Por: Fábio José de Queiroz, Fortaleza, CE
Enquanto no Brasil, milhares de pessoas ganhavam as ruas contra a política de ajustes selvagens, defendida por Temer, na Venezuela começava a segunda reunião da Mesa de Diálogo, composta pelo governo Maduro, a Mesa de Unidade Democrática (oposição de direita), Igreja Católica (com aval do Vaticano), alguns ex-presidentes centro-americanos e a UNASUL.
O diálogo pode resolver a crise no país bolivariano ou tudo não passa de quimera ou de uma simples guerra posicional? À primeira vista, assim como na vizinha Colômbia, a construção de uma paz estável e duradoura parece pouco plausível em terras venezuelanas. O toque do clarim parece convidar todos a las calles. Vejamos isso mais de perto.
A mesa de diálogo
Depois da segunda reunião da Mesa de Diálogo, a oposição burguesa anunciou acordos logrados pelas conversações, dentre os quais a eleição de novos membros do Conselho Nacional Eleitoral, cuja composição, hoje, é majoritariamente madurista. Junto disso, informou que houve acordo para adoção de medidas práticas imediatas como eleições no Amazonas (um dos 23 estados que compõem a República da Venezuela) e libertação de opositores presos, e outras bem genéricas, aparentemente, que é o caso do “respeito a autonomia, constitucionalidade e atribuições da Assembleia Nacional”, conforme ressalta comunicado da MUD.

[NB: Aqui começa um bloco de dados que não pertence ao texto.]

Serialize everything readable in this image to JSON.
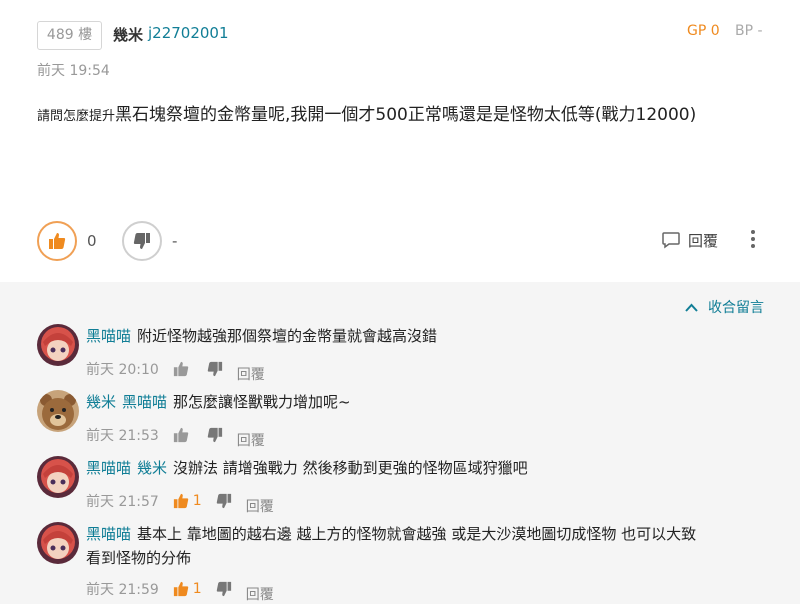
{
  "post": {
    "floor": "489 樓",
    "author_name": "幾米",
    "author_id": "j22702001",
    "gp": "GP 0",
    "bp": "BP -",
    "time": "前天 19:54",
    "content_small": "請問怎麼提升",
    "content_main": "黑石塊祭壇的金幣量呢,我開一個才500正常嗎還是是怪物太低等(戰力12000)",
    "like_count": "0",
    "dislike_count": "-",
    "reply_label": "回覆"
  },
  "comments_section": {
    "collapse_label": "收合留言",
    "items": [
      {
        "users": [
          "黑喵喵"
        ],
        "text": "附近怪物越強那個祭壇的金幣量就會越高沒錯",
        "time": "前天 20:10",
        "gp": "",
        "reply": "回覆"
      },
      {
        "users": [
          "幾米",
          "黑喵喵"
        ],
        "text": "那怎麼讓怪獸戰力增加呢~",
        "time": "前天 21:53",
        "gp": "",
        "reply": "回覆"
      },
      {
        "users": [
          "黑喵喵",
          "幾米"
        ],
        "text": "沒辦法 請增強戰力 然後移動到更強的怪物區域狩獵吧",
        "time": "前天 21:57",
        "gp": "1",
        "reply": "回覆"
      },
      {
        "users": [
          "黑喵喵"
        ],
        "text": "基本上 靠地圖的越右邊 越上方的怪物就會越強 或是大沙漠地圖切成怪物 也可以大致",
        "text2": "看到怪物的分佈",
        "time": "前天 21:59",
        "gp": "1",
        "reply": "回覆"
      }
    ]
  },
  "colors": {
    "accent": "#117e96",
    "gp": "#ef8a1f",
    "comments_bg": "#f5f5f5"
  }
}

O que deseja a oposição de direita? Ela quer construir uma saída eleitoral para o que considera a mais grave crise política e institucional do país. Com efeito, quer aproveitar a crise nacional e, antecipando o calendário eleitoral, buscar retomar o Palácio de Miraflores, há quase vinte anos nas mãos do chavismo. A crise econômico-social (e política) e a morte de Chaves enfraqueceram o projeto nacionalista-burguês, mas não o destruíram. É esse projeto enfraquecido que a Mesa de Unidade Nacional pretende apear do poder mediante a alteração da agenda eleitoral. A antecipação das eleições deve assegurar a derrota do chavismo madurista e o retorno de uma alternativa clássica de feição burguesa. Decorre dessa caracterização, o desejo irrefreável da oposição de direita de, na Mesa de Diálogo, arrancar esse objetivo. Ela viu na reunião do último dia onze um passo adiante para a consecução do seu intento. E Maduro?

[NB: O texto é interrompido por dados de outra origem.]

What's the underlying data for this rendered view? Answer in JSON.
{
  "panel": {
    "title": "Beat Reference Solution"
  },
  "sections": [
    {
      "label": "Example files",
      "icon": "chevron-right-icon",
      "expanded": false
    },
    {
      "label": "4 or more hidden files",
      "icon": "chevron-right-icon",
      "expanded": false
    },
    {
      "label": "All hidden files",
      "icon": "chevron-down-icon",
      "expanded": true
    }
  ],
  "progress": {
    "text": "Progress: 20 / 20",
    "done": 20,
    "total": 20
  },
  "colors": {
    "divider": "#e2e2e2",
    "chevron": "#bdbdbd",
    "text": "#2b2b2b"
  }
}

Para Nicolás Maduro, que também viu um passo adiante na consecução do seu objetivo, o diálogo do seu governo com a oposição conduziu a “excelentes avances para la paz e la prosperidad” do país. Ele assumiu o papel de comandante da conciliação das forças políticas, reivindicando para si a honraria de alguém que, civilizada e habilmente, convocou a todos a esse diálogo. Por isso, o presidente fala de “buenos acuerdos para consolidar la Patria”, segundo escreveu em sua conta no Twitter.

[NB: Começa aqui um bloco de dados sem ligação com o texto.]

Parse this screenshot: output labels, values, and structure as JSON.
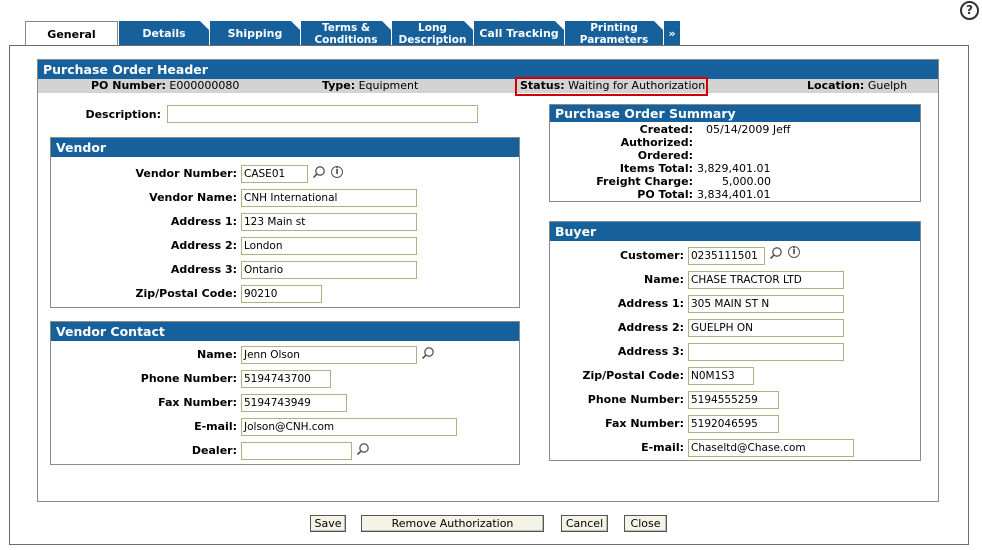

Os dois lados comemoram. Alguém deve está enganado.
O pós-dia 11: da grave situação da economia à posição da Igreja Católica
Na declaração conjunta que acordaram governo e oposição, insiste-se que é possível que ambos convivam em paz e se propõe “una gran movilización nacional en favor de la concordia, el reconocimiento mutuo y de la paz”, conforme ressalta El Diario de Caracas.
No dia 13 de novembro, no entanto, o mesmo diário informou que setores da oposição pretendem marchar ao Palácio de Miraflores, ainda que desaconselhados pelo arcebispo de Caracas, cardeal Jorge Urosa Savino. Mas que não se iluda o leitor com o eminente líder religioso, como se ele constituísse uma figura neutra. Aliás, o arcebispo reforça o coro da oposição ao afirmar que bloquear o referendo regulatório “é um gravísimo error, porque se trata de bloquear una salida a las crises”. Para ele, “no es posible bloquear la voluntad del pueblo venezolano”, segundo destacou o jornal El Nacional. A Igreja está em campo e tem uma posição. Está no meio de campo, mas municia o ataque da MUD. Aliás, nunca se ouviu falar de meio-campista neutro. Por isso, Jorge Urosa Savino entende que “El cronograma electoral y la libertad de los presos políticos no tienen por qué esperar a que se pongan de acuerdo para asuntos de tipo económico” (El Nacional, 13/11/2016). Ouvido também pela mídia venezuelana, outro cardeal, Baltasar Porras, perguntado sobre o tempo perfeito para Venezuela, respondeu: “El actual, porque no tenemos outro” (El Nacional, 13/11/2016). Ou seja: para Porras, o tempo de Deus é o tempo da oposição burguesa.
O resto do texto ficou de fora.